Running R Statistical Computing Environment Software on the Eagle System

Learn how to run the R statistical computing environment software on the Eagle system.

What Is R?

R is an open-source programming language designed for statistical computing and graphics. It is the current standard for the development of new statistical methodologies and enjoys a large user base.

For more information related to the R project, see the R website.

Running R Interactively on Eagle

R is most commonly used via an interactive shell. To do this on Eagle, first request an interactive compute node (see running interactive jobs on Eagle) using the srun command. Alternatively, R can be used through Europa running Jupyterhub. For more details, see Jupyterhub.

Anaconda R is our actively supported distribution on Eagle. For specific examples of working with R in the Anaconda framework, see the Anaconda Documentation website

Once on a compute node, R environments can be accessed through the conda module (see environment modules on the Eagle System for general instructions on using modules).  To avoid possible conflicts, remove any Intel compiler modules before loading R. One way to do this is via the following:

$ module purge
$ module load conda

To access the R interactive console using the default environment installed with conda, type R at the command line. You will be prompted with the familiar R console in your terminal window:

  $ R

R version 3.4.3 (2017-11-30) -- "Kite-Eating Tree"
Copyright (C) 2017 The R Foundation for Statistical Computing
Platform: x86_64-pc-linux-gnu (64-bit)

R is free software and comes with ABSOLUTELY NO WARRANTY.
You are welcome to redistribute it under certain conditions.
Type 'license()' or 'licence()' for distribution details.

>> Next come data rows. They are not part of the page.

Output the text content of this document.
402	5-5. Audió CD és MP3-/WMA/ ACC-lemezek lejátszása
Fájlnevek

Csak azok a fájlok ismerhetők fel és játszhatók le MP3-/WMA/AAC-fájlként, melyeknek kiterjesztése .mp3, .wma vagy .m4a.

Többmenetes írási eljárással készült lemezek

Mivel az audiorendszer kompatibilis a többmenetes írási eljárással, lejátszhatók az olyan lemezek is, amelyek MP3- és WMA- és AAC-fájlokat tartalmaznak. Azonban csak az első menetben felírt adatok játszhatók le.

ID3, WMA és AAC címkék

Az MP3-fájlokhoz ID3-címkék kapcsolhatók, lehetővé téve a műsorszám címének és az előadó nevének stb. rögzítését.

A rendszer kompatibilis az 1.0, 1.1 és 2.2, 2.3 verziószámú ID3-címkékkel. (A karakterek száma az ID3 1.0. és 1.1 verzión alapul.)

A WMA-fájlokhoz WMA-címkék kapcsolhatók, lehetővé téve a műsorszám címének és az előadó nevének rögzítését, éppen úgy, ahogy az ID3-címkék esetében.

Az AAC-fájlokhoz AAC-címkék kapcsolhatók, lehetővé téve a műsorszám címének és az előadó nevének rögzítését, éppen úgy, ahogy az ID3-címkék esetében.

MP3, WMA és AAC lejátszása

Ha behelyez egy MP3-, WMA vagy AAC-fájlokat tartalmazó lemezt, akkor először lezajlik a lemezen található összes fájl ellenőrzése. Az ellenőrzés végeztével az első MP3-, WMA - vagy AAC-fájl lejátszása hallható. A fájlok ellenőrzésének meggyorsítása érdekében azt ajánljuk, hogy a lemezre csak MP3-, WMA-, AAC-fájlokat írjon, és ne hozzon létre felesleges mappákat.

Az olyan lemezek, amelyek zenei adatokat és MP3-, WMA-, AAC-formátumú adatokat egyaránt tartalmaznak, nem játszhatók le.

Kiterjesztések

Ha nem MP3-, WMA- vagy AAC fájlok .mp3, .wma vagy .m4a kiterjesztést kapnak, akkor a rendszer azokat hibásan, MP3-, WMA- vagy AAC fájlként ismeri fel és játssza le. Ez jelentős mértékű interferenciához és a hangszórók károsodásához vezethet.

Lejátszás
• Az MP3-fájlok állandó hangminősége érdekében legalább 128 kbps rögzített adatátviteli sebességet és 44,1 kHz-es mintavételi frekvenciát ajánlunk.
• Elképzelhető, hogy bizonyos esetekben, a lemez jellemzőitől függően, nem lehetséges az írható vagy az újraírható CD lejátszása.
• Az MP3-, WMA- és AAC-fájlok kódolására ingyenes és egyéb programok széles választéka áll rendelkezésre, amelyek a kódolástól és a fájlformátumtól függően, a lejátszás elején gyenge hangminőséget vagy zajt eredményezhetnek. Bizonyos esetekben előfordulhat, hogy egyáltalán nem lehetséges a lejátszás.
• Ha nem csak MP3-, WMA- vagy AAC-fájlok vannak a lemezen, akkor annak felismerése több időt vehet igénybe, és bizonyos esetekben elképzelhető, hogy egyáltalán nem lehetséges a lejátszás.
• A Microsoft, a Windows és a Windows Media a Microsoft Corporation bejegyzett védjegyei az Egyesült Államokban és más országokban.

  Natural language support but running in an English locale

R is a collaborative project with many contributors.
Type 'contributors()' for more information and
'citation()' on how to cite R or R packages in publications.

Type 'demo()' for some demos, 'help()' for on-line help, or
'help.start()' for an HTML browser interface to help.
Type 'q()' to quit R.

Microsoft R Open 3.4.3
The enhanced R distribution from Microsoft
Microsoft packages Copyright (C) 2017 Microsoft Corporation

Using the Intel MKL for parallel mathematical computing (using 36 cores).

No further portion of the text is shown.